With seven different race winners and no-one running away with the championship, it’s by no means a disaster. But the McLaren driver knows he needs to get on top of his set up issues and get back onto the podium as soon as possible to keep himself in contention.
The problem, as always in F1, is not one thing. Button has struggled recently with this generation of Pirelli tyres to get heat into the front tyres, especially for qualifying. He has lost the “feeling”. McLaren runs its car very stiff at the front for aerodynamic reasons. Button has tried on several occasions using different brake materials, partly to generate more temperature from inside the wheel, as he did again in Montreal. But in trying to solve this front grip issue, his set up has moved away from the planted rear end of the car which his driving style requires.
Last year’s cars, with their exhaust blown diffusers, generated huge amounts of rear end downforce which gave Button the stable rear end he needs. This year’s F1 cars, without the EBD, move around a lot at the back, which Hamilton can live with but Button can’t. The McLaren seemed in winter testing and in the opening races to be reasonably strong at the rear relative to the others in this area, certainly enough for Button to feel good with it in February and March. But perhaps the development of the car since then has taken it away from what works for him. In Montreal he was particularly unlucky that some new directions he was trying out, including in rear suspension didn’t get the long run testing they needed on Friday as he lost most of the day with a drawn-out oil leak and gearbox change saga. So his problem with heavy tyre usage didn’t really show itself until race day, where he suffered high degradation.
“I haven’t got a clue what to do at the moment and every time we have good ideas we don’t seem to make any progress,” he said after the race. “I love driving an F1 car so I am confident every time I jump in and then after two laps there is no grip anywhere. Obviously the car with a certain set-up is very quick but what I was driving was not a winning car.
“It’s been the same for the last couple of races and I don’t know why because it is normally something I am pretty good at. I’m driving round 1.5 seconds slower than the leaders and one is my team-mate but I can’t go any quicker.”

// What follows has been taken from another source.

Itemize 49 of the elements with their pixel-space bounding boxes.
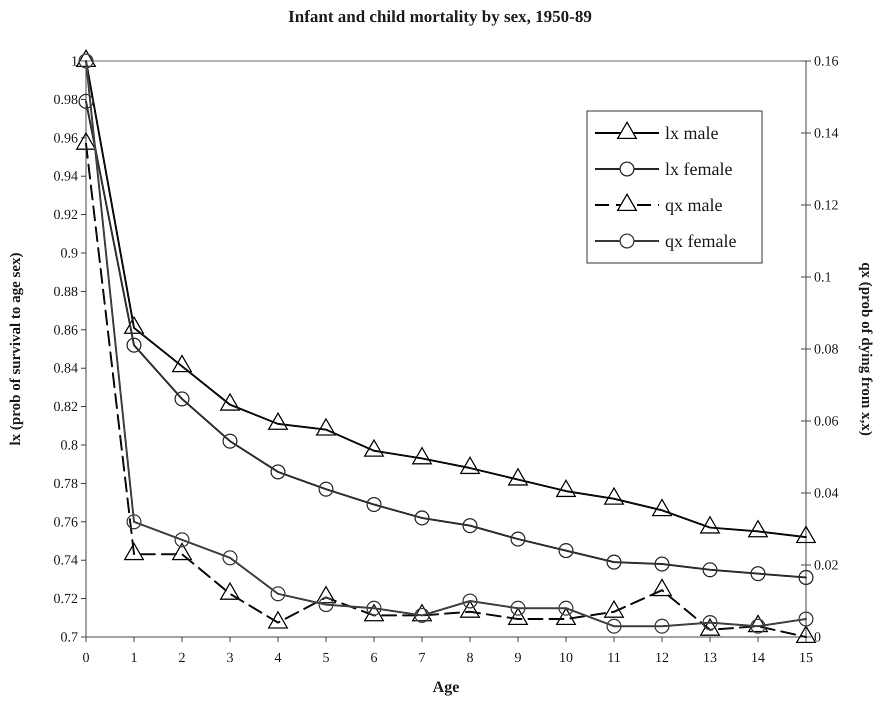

Button’s post Canada debrief will have analysed why he had the problems with tyre degradation and will then look at solutions for Valencia which he can then try out in McLaren’s high-tech simulator at Woking before travelling out to Spain.
Button confirmed that the start point for this effort will be to work from Lewis Hamilton’s set up and then evolve from there, “The fist thing you do is set the car up like the other one and that’s how we’ll do it initially,” he said. “I won’t be as quick as him on those settings but then we can work from there and find a set up that works for me.”
It’s still early days in the championship, with 13 races still to go. A win or podium would put him right back into the hunt. He certainly can’t afford to languish in the doldrums for long.